We learned during the first Obama election that we could shift the direction of systems with grassroots organizing especially when it’s done with a unified goal. If we grab a hold of some of that same energy it took to get the first black president in office we can not only shift the direction of systems but also create a new systems that actually work for everyone not just the wealthy. We cannot put our hope into electing individuals into office or getting access for the few. We have never seen that really work for us. Our hope has to be in the vision and possibility of the people who are tired of feeling the pressure.

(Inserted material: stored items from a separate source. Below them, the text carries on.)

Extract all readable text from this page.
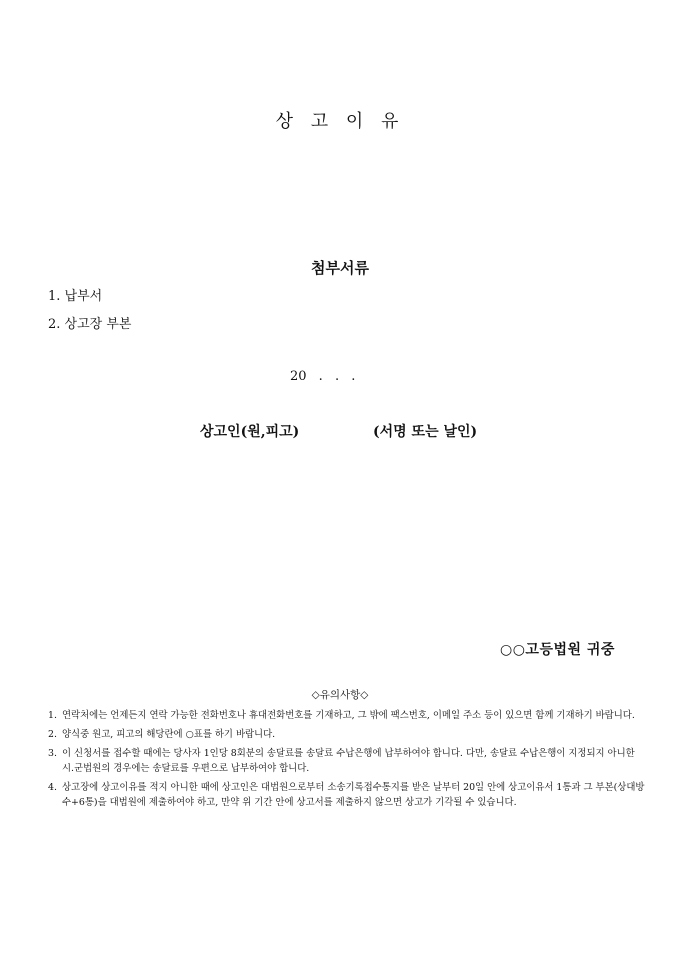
상 고 이 유
첨부서류
1. 납부서
2. 상고장 부본
20 . . .
상고인(원,피고)	(서명 또는 날인)
○○고등법원 귀중
◇유의사항◇
1. 연락처에는 언제든지 연락 가능한 전화번호나 휴대전화번호를 기재하고, 그 밖에 팩스번호, 이메일 주소 등이 있으면 함께 기재하기 바랍니다.
2. 양식중 원고, 피고의 해당란에 ○표를 하기 바랍니다.
3. 이 신청서를 접수할 때에는 당사자 1인당 8회분의 송달료를 송달료 수납은행에 납부하여야 합니다. 다만, 송달료 수납은행이 지정되지 아니한 시.군법원의 경우에는 송달료를 우편으로 납부하여야 합니다.
4. 상고장에 상고이유를 적지 아니한 때에 상고인은 대법원으로부터 소송기록접수통지를 받은 날부터 20일 안에 상고이유서 1통과 그 부본(상대방수+6통)을 대법원에 제출하여야 하고, 만약 위 기간 안에 상고서를 제출하지 않으면 상고가 기각될 수 있습니다.
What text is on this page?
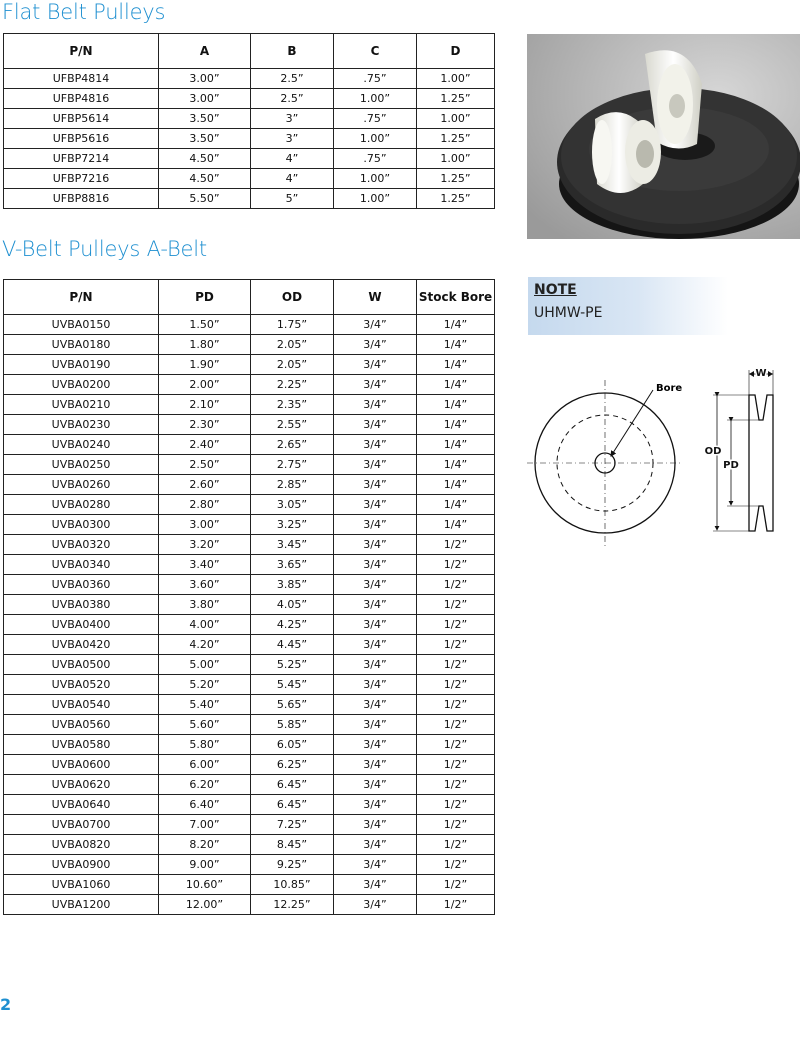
Flat Belt Pulleys
P/N	A	B	C	D
UFBP4814	3.00”	2.5”	.75”	1.00”
UFBP4816	3.00”	2.5”	1.00”	1.25”
UFBP5614	3.50”	3”	.75”	1.00”
UFBP5616	3.50”	3”	1.00”	1.25”
UFBP7214	4.50”	4”	.75”	1.00”
UFBP7216	4.50”	4”	1.00”	1.25”
UFBP8816	5.50”	5”	1.00”	1.25”
V-Belt Pulleys A-Belt
P/N	PD	OD	W	Stock Bore
UVBA0150	1.50”	1.75”	3/4”	1/4”
UVBA0180	1.80”	2.05”	3/4”	1/4”
UVBA0190	1.90”	2.05”	3/4”	1/4”
UVBA0200	2.00”	2.25”	3/4”	1/4”
UVBA0210	2.10”	2.35”	3/4”	1/4”
UVBA0230	2.30”	2.55”	3/4”	1/4”
UVBA0240	2.40”	2.65”	3/4”	1/4”
UVBA0250	2.50”	2.75”	3/4”	1/4”
UVBA0260	2.60”	2.85”	3/4”	1/4”
UVBA0280	2.80”	3.05”	3/4”	1/4”
UVBA0300	3.00”	3.25”	3/4”	1/4”
UVBA0320	3.20”	3.45”	3/4”	1/2”
UVBA0340	3.40”	3.65”	3/4”	1/2”
UVBA0360	3.60”	3.85”	3/4”	1/2”
UVBA0380	3.80”	4.05”	3/4”	1/2”
UVBA0400	4.00”	4.25”	3/4”	1/2”
UVBA0420	4.20”	4.45”	3/4”	1/2”
UVBA0500	5.00”	5.25”	3/4”	1/2”
UVBA0520	5.20”	5.45”	3/4”	1/2”
UVBA0540	5.40”	5.65”	3/4”	1/2”
UVBA0560	5.60”	5.85”	3/4”	1/2”
UVBA0580	5.80”	6.05”	3/4”	1/2”
UVBA0600	6.00”	6.25”	3/4”	1/2”
UVBA0620	6.20”	6.45”	3/4”	1/2”
UVBA0640	6.40”	6.45”	3/4”	1/2”
UVBA0700	7.00”	7.25”	3/4”	1/2”
UVBA0820	8.20”	8.45”	3/4”	1/2”
UVBA0900	9.00”	9.25”	3/4”	1/2”
UVBA1060	10.60”	10.85”	3/4”	1/2”
UVBA1200	12.00”	12.25”	3/4”	1/2”
NOTE
UHMW-PE
Bore
W
OD
PD
2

The people behind the doors, sitting in the classrooms and even behind bars.

My hope for Ferguson is that after the smoke clears it will reveal an entire community that has a new focus on fighting the oppression they experience on a daily basis. I hope that their ongoing fight is contagious and spreads throughout the whole St Louis area and from there, this whole nation. I hope that the rival gangs that came together for this common cause look at each other as brothers and sisters and continue on to fighting the war waged against black people in this country. I hope that the ground shakes until these institutions fall down.

I also have hopes that my son can experience a world where contact with the police is not a life or death situation. I hope he can go a school where his education is not interrupted by constant police presence and interference. My hope is that he will see Black people have the freedom to be the Kings and Queens we once were, the freedom to become the philosophers, mathematicians, spiritual leaders, and warriors the world once sought after for knowledge.